Antibiyotikler bulunmadan önce dünyamız varolmaya devam ediyordu ancak ilk antibiyotik bulunduktan sonra daha fazla antibiyotik bulabilmek için inanılmaz bir yarış başladı. Penisilin ve streptomisinin her ikisi de bir tür mantardan elde edildiğinden yeni antibiyotik türleri bulabilmek için doğal olarak oluşan bakteriler üzerine olan odak arttı. Bir tür antibiyotik olan tetrasiklin de işte bu çalışmalar sonucunda ortaya çıktı.

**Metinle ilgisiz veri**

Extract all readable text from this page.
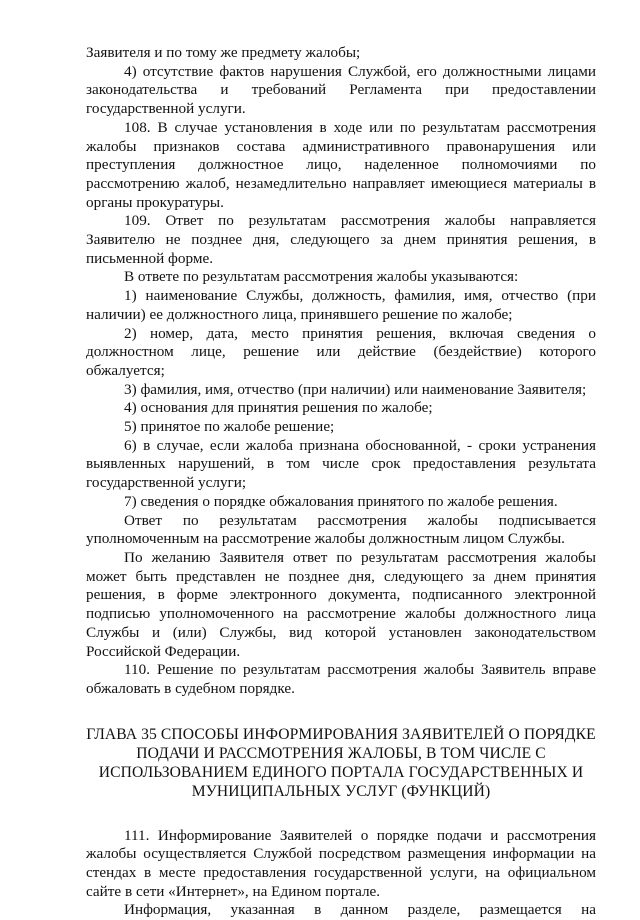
Заявителя и по тому же предмету жалобы;

4) отсутствие фактов нарушения Службой, его должностными лицами законодательства и требований Регламента при предоставлении государственной услуги.

108. В случае установления в ходе или по результатам рассмотрения жалобы признаков состава административного правонарушения или преступления должностное лицо, наделенное полномочиями по рассмотрению жалоб, незамедлительно направляет имеющиеся материалы в органы прокуратуры.

109. Ответ по результатам рассмотрения жалобы направляется Заявителю не позднее дня, следующего за днем принятия решения, в письменной форме.

В ответе по результатам рассмотрения жалобы указываются:

1) наименование Службы, должность, фамилия, имя, отчество (при наличии) ее должностного лица, принявшего решение по жалобе;

2) номер, дата, место принятия решения, включая сведения о должностном лице, решение или действие (бездействие) которого обжалуется;

3) фамилия, имя, отчество (при наличии) или наименование Заявителя;

4) основания для принятия решения по жалобе;

5) принятое по жалобе решение;

6) в случае, если жалоба признана обоснованной, - сроки устранения выявленных нарушений, в том числе срок предоставления результата государственной услуги;

7) сведения о порядке обжалования принятого по жалобе решения.

Ответ по результатам рассмотрения жалобы подписывается уполномоченным на рассмотрение жалобы должностным лицом Службы.

По желанию Заявителя ответ по результатам рассмотрения жалобы может быть представлен не позднее дня, следующего за днем принятия решения, в форме электронного документа, подписанного электронной подписью уполномоченного на рассмотрение жалобы должностного лица Службы и (или) Службы, вид которой установлен законодательством Российской Федерации.

110. Решение по результатам рассмотрения жалобы Заявитель вправе обжаловать в судебном порядке.

ГЛАВА 35 СПОСОБЫ ИНФОРМИРОВАНИЯ ЗАЯВИТЕЛЕЙ О ПОРЯДКЕ
ПОДАЧИ И РАССМОТРЕНИЯ ЖАЛОБЫ, В ТОМ ЧИСЛЕ С
ИСПОЛЬЗОВАНИЕМ ЕДИНОГО ПОРТАЛА ГОСУДАРСТВЕННЫХ И
МУНИЦИПАЛЬНЫХ УСЛУГ (ФУНКЦИЙ)

111. Информирование Заявителей о порядке подачи и рассмотрения жалобы осуществляется Службой посредством размещения информации на стендах в месте предоставления государственной услуги, на официальном сайте в сети «Интернет», на Едином портале.

Информация, указанная в данном разделе, размещается на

Araştırma grupları dünya üzerinde bakterilerin yetişebileceği her yere bakıyordu ancak astinomisetler adı verilen organizmaların yaşadığı toprakta bulunan bir tür mantar üzerinde yapılan çalışmalar umut vadediyordu. Lederle Laboratuvarları adı verilen bir kuruluş, günümüzde artık kullanılmayan bir antibiyotik olan aureomisin parçalarına bazı toprak örneklerinde rastladı. Pfizer da bu laboratuvarının izinden gitti ve aureomisin kadar az bulunan bir antibiyotik olan terramisin üzerine odaklandı. Hem aureomisin hem de terramisin geniş bir alanda kullanılabilen birer antibiyotik olmakla birlikte hem gram-pozitif hem de gram-negatif bakterileri kapsamaktadır. Bu sebeple bilim insanları bu antibiyotiklerin nasıl çalıştığına yönelik yapılan araştırmalara büyük bir ilgi gösterdi.

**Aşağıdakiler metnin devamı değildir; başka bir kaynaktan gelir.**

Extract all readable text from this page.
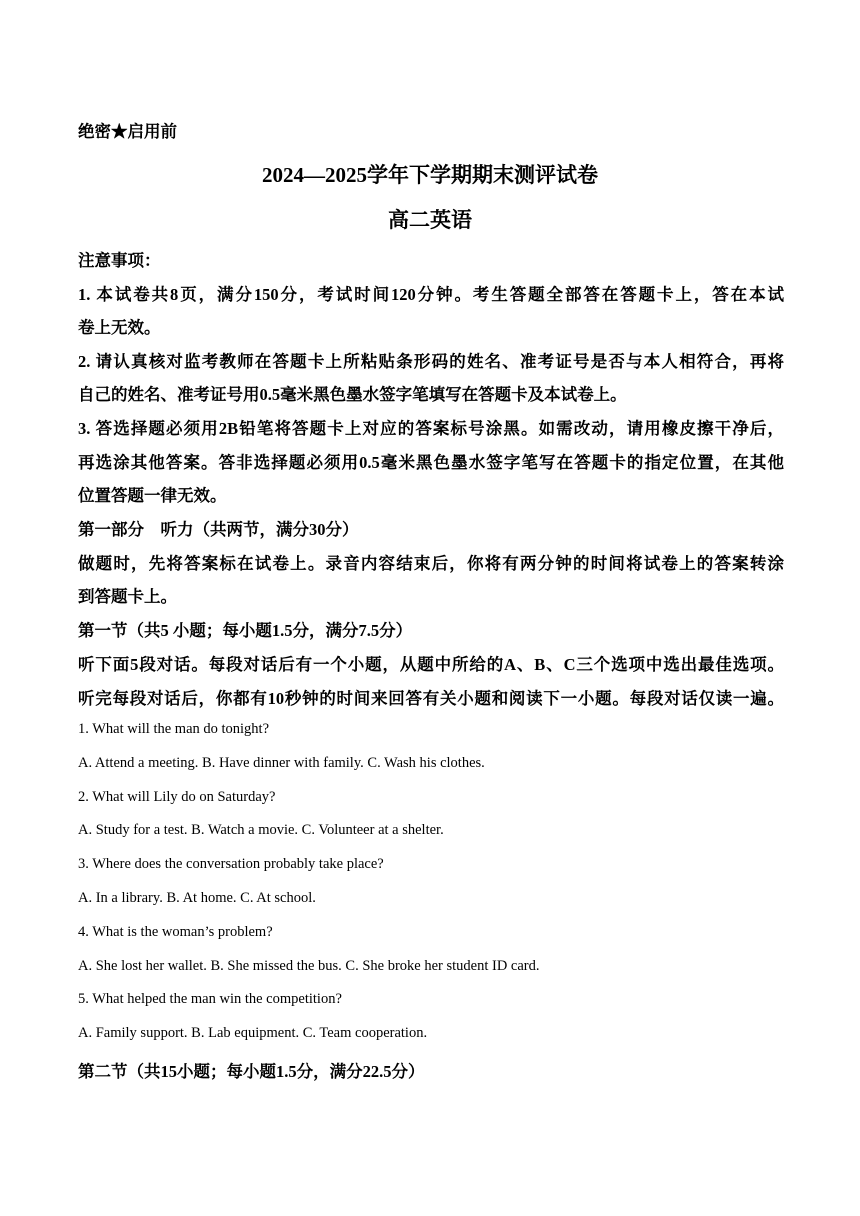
绝密★启用前
2024—2025学年下学期期末测评试卷
高二英语
注意事项：
1. 本试卷共8页，满分150分，考试时间120分钟。考生答题全部答在答题卡上，答在本试
卷上无效。
2. 请认真核对监考教师在答题卡上所粘贴条形码的姓名、准考证号是否与本人相符合，再将
自己的姓名、准考证号用0.5毫米黑色墨水签字笔填写在答题卡及本试卷上。
3. 答选择题必须用2B铅笔将答题卡上对应的答案标号涂黑。如需改动，请用橡皮擦干净后，
再选涂其他答案。答非选择题必须用0.5毫米黑色墨水签字笔写在答题卡的指定位置，在其他
位置答题一律无效。
第一部分　听力（共两节，满分30分）
做题时，先将答案标在试卷上。录音内容结束后，你将有两分钟的时间将试卷上的答案转涂
到答题卡上。
第一节（共5 小题；每小题1.5分，满分7.5分）
听下面5段对话。每段对话后有一个小题，从题中所给的A、B、C三个选项中选出最佳选项。
听完每段对话后，你都有10秒钟的时间来回答有关小题和阅读下一小题。每段对话仅读一遍。
1. What will the man do tonight?
A. Attend a meeting. B. Have dinner with family. C. Wash his clothes.
2. What will Lily do on Saturday?
A. Study for a test. B. Watch a movie. C. Volunteer at a shelter.
3. Where does the conversation probably take place?
A. In a library. B. At home. C. At school.
4. What is the woman’s problem?
A. She lost her wallet. B. She missed the bus. C. She broke her student ID card.
5. What helped the man win the competition?
A. Family support. B. Lab equipment. C. Team cooperation.
第二节（共15小题；每小题1.5分，满分22.5分）
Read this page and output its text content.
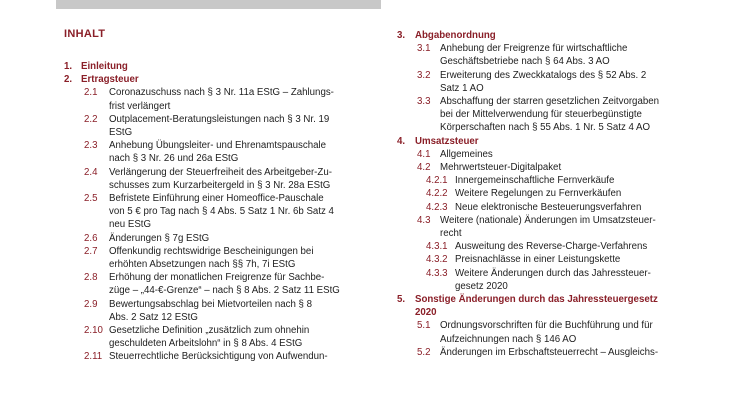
INHALT
1. Einleitung
2. Ertragsteuer
2.1	Coronazuschuss nach § 3 Nr. 11a EStG – Zahlungs-
frist verlängert
2.2	Outplacement-Beratungsleistungen nach § 3 Nr. 19
EStG
2.3	Anhebung Übungsleiter- und Ehrenamtspauschale
nach § 3 Nr. 26 und 26a EStG
2.4	Verlängerung der Steuerfreiheit des Arbeitgeber-Zu-
schusses zum Kurzarbeitergeld in § 3 Nr. 28a EStG
2.5	Befristete Einführung einer Homeoffice-Pauschale
von 5 € pro Tag nach § 4 Abs. 5 Satz 1 Nr. 6b Satz 4
neu EStG
2.6	Änderungen § 7g EStG
2.7	Offenkundig rechtswidrige Bescheinigungen bei
erhöhten Absetzungen nach §§ 7h, 7i EStG
2.8	Erhöhung der monatlichen Freigrenze für Sachbe-
züge – „44-€-Grenze“ – nach § 8 Abs. 2 Satz 11 EStG
2.9	Bewertungsabschlag bei Mietvorteilen nach § 8
Abs. 2 Satz 12 EStG
2.10 Gesetzliche Definition „zusätzlich zum ohnehin
geschuldeten Arbeitslohn“ in § 8 Abs. 4 EStG
2.11 Steuerrechtliche Berücksichtigung von Aufwendun-
3.	Abgabenordnung
3.1 Anhebung der Freigrenze für wirtschaftliche
Geschäftsbetriebe nach § 64 Abs. 3 AO
3.2 Erweiterung des Zweckkatalogs des § 52 Abs. 2
Satz 1 AO
3.3 Abschaffung der starren gesetzlichen Zeitvorgaben
bei der Mittelverwendung für steuerbegünstigte
Körperschaften nach § 55 Abs. 1 Nr. 5 Satz 4 AO
4.	Umsatzsteuer
4.1 Allgemeines
4.2 Mehrwertsteuer-Digitalpaket
4.2.1 Innergemeinschaftliche Fernverkäufe
4.2.2 Weitere Regelungen zu Fernverkäufen
4.2.3 Neue elektronische Besteuerungsverfahren
4.3 Weitere (nationale) Änderungen im Umsatzsteuer-
recht
4.3.1 Ausweitung des Reverse-Charge-Verfahrens
4.3.2 Preisnachlässe in einer Leistungskette
4.3.3 Weitere Änderungen durch das Jahressteuer-
gesetz 2020
5.	Sonstige Änderungen durch das Jahressteuergesetz
2020
5.1 Ordnungsvorschriften für die Buchführung und für
Aufzeichnungen nach § 146 AO
5.2 Änderungen im Erbschaftsteuerrecht – Ausgleichs-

Lloyd Conover (d. 1923), 1955 yılında aktinomisetlerden üretilen antibiyotikler üzerinde çalışırken önemli bir buluşa imza attı. Conover, bu antibiyotiklerin terramisinden üretilen antibiyotiklere benzer bir yapıya sahip olduğunu keşfetti. Tetrasiklin adı verilen bu yeni kimyasal, doğada meydana gelen bir maddenin değiştirilerek daha gelişmiş bir ilaç üretilebilmesine olanak sağlayan ilk kimyasal oldu. Çalışmalar sonucunda ortaya çıkan bu kimyasal ve ondan elde edilen doksisilin ve minoksilin günümüzde pek çok hastalığın tedavisinde kullanılan birer antibiyotik olarak kullanılmaya devam etmesine rağmen günümüzde gereğinden fazla kullanılan antibiyotikler pek çok bakterinin antibiyotiklere karşı direnç kazanmasına neden oluyor.